Of course when we talk about ‘style’ at Cartier it is intrinsically linked to heritage. “It is important to understand how the style was born and what it is about. What was the vision of the founder,” says Raniero.
He holds the only key to the precious archives and it’s here where Raniero and his team find constant inspiration, transforming ideas into design for new pieces and were the original story and production notes for the timeless classic Panthère are stored.
“We wanted a new feminine watch. An object that could be more than a watch but also jewellery. We looked at the Panthère and felt that this was the the kind of watch we had in mind. We considered a new watch or restyling it but realised that it was totally perfect as it is.

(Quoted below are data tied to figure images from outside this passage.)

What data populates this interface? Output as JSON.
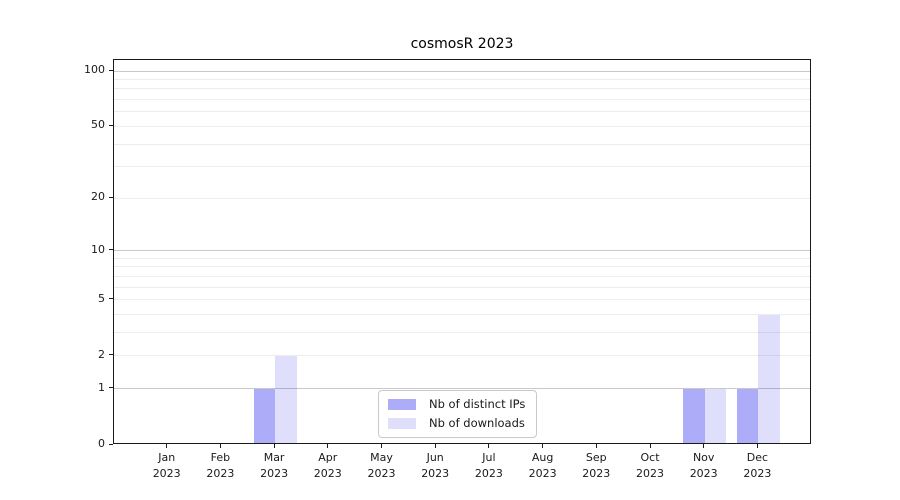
{
  "chart_data": {
    "type": "bar",
    "title": "cosmosR 2023",
    "categories": [
      "Jan",
      "Feb",
      "Mar",
      "Apr",
      "May",
      "Jun",
      "Jul",
      "Aug",
      "Sep",
      "Oct",
      "Nov",
      "Dec"
    ],
    "x_year": "2023",
    "series": [
      {
        "name": "Nb of distinct IPs",
        "color": "rgba(30,30,235,0.37)",
        "values": [
          0,
          0,
          1,
          0,
          0,
          0,
          0,
          0,
          0,
          0,
          1,
          1
        ]
      },
      {
        "name": "Nb of downloads",
        "color": "rgba(30,30,235,0.14)",
        "values": [
          0,
          0,
          2,
          0,
          0,
          0,
          0,
          0,
          0,
          0,
          1,
          4
        ]
      }
    ],
    "yscale": "log1p",
    "ylim": [
      0,
      114.7
    ],
    "yticks": [
      0,
      1,
      2,
      5,
      10,
      20,
      50,
      100
    ],
    "gridlines": {
      "major": [
        1,
        10,
        100
      ],
      "minor": [
        2,
        3,
        4,
        5,
        6,
        7,
        8,
        9,
        20,
        30,
        40,
        50,
        60,
        70,
        80,
        90
      ]
    },
    "colors": {
      "grid_major": "#c9c9c9",
      "grid_minor": "#ededed",
      "axis": "#1a1a1a",
      "tick_label": "#1a1a1a"
    },
    "legend": {
      "position": "inside-bottom-center"
    }
  }
}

It’s just a deep feeling we had that this was ‘the’ watch for the moment.”
Cartier’s founder, his sons and the influential creative director Jeanne ‘La panthère’ Toussaint have all been particularly good at capturing the spirit of ‘the moment’ and the Panthere channels the mystical cat that has been part of the maison’s rich history for over a 100 years. Stylistically it references a Santos but its name was inspired by the sensuality and elegance of its integrated bracelet and “the way it was articulated, like a walking panther”.
Although there has been some turmoil in the industry, it was business as usual when it came to deciding two years ago what the right watch would be to launch in 2017. “I’m happy that people feel we have acted appropriately for our time but the decision was made before. How we adapted for this period is what we should do anyway all the time. Concentrate on what we do well: propose distinctive strong design in a very authentic way. Something unique.”
Originally only available in yellow gold, this year updates include pink gold and two spectacular editions: one in black lacquer and pink gold, the other white gold, diamonds and panther spots.
Driven by a quartz movement, the idea is that this is a jewellery first, timepiece second watch so there is not much to reveal on the inside. Although great for a new generation of young clients, an option with a mechanical movement like a Calibre 101 from Jaeger LeCoultre might have required a thicker case and added a larger price tag but would have created more interest from women looking for more complex pieces. A growing trend in the industry.